Background: Real-time reverse-transcriptase polymerase chain reaction (RT-PCR) has been the gold standard for diagnosing coronavirus disease 2019 (COVID-19) but has a lag time for the results. An effective prediction algorithm for infectious COVID-19, utilized at the emergency department (ED), may reduce the risk of healthcare-associated COVID-19.
Objective: To develop a prototypic prediction model for infectious COVID-19 at the time of presentation to the ED.
Material and methods: Retrospective cohort study of all adult patients admitted to Singapore General Hospital (SGH) through ED between March 15, 2020, and December 31, 2022, with admission of COVID-19 RT-PCR results. Two prediction models were developed and evaluated using area under the curve (AUC) of receiver operating characteristics (ROC) to identify infectious COVID-19 patients (cycle threshold (Ct) of <25).
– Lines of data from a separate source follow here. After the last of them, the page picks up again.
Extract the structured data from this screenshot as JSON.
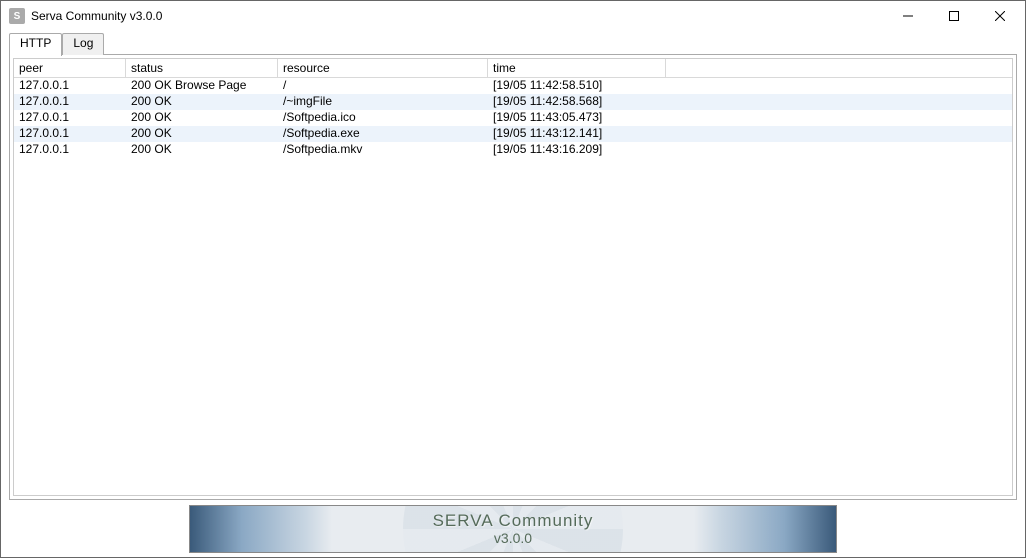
{
  "window": {
    "title": "Serva Community v3.0.0",
    "icon_label": "S"
  },
  "tabs": [
    {
      "label": "HTTP",
      "active": true
    },
    {
      "label": "Log",
      "active": false
    }
  ],
  "columns": {
    "peer": "peer",
    "status": "status",
    "resource": "resource",
    "time": "time"
  },
  "rows": [
    {
      "peer": "127.0.0.1",
      "status": "200 OK Browse Page",
      "resource": "/",
      "time": "[19/05 11:42:58.510]"
    },
    {
      "peer": "127.0.0.1",
      "status": "200 OK",
      "resource": "/~imgFile",
      "time": "[19/05 11:42:58.568]"
    },
    {
      "peer": "127.0.0.1",
      "status": "200 OK",
      "resource": "/Softpedia.ico",
      "time": "[19/05 11:43:05.473]"
    },
    {
      "peer": "127.0.0.1",
      "status": "200 OK",
      "resource": "/Softpedia.exe",
      "time": "[19/05 11:43:12.141]"
    },
    {
      "peer": "127.0.0.1",
      "status": "200 OK",
      "resource": "/Softpedia.mkv",
      "time": "[19/05 11:43:16.209]"
    }
  ],
  "banner": {
    "title": "SERVA Community",
    "version": "v3.0.0"
  }
}
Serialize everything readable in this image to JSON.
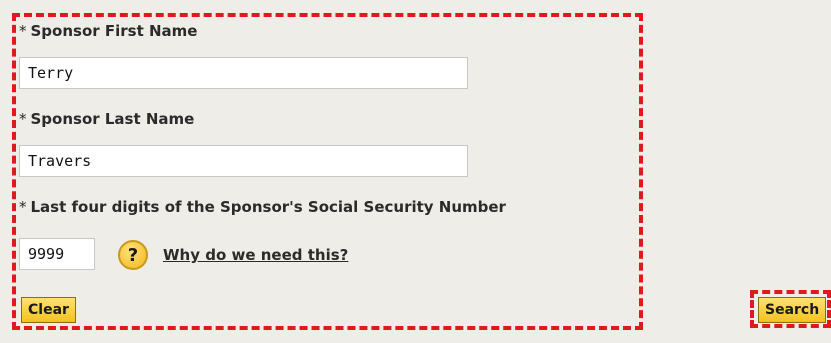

Results: Total of 78,687 patients were admitted to SGH through ED during study period. 6,132 of them tested severe acute respiratory coronavirus 2 positive on RT-PCR. Nearly 70% (4,226 of 6,132) of the patients had infectious COVID-19 (Ct<25). Model that included demographics, clinical history, symptom and laboratory variables had AUROC of 0.85 with sensitivity and specificity of 80.0% & 72.1% respectively. When antigen rapid test results at ED were available and added to the model for a subset of the study population, AUROC reached 0.97 with sensitivity and specificity of 95.0% and 92.8% respectively. Both models maintained respective sensitivity and specificity results when applied to validation data.
Conclusion: Clinical predictive models based on available information at ED can be utilized for identification of infectious COVID-19 patients and may enhance infection prevention efforts.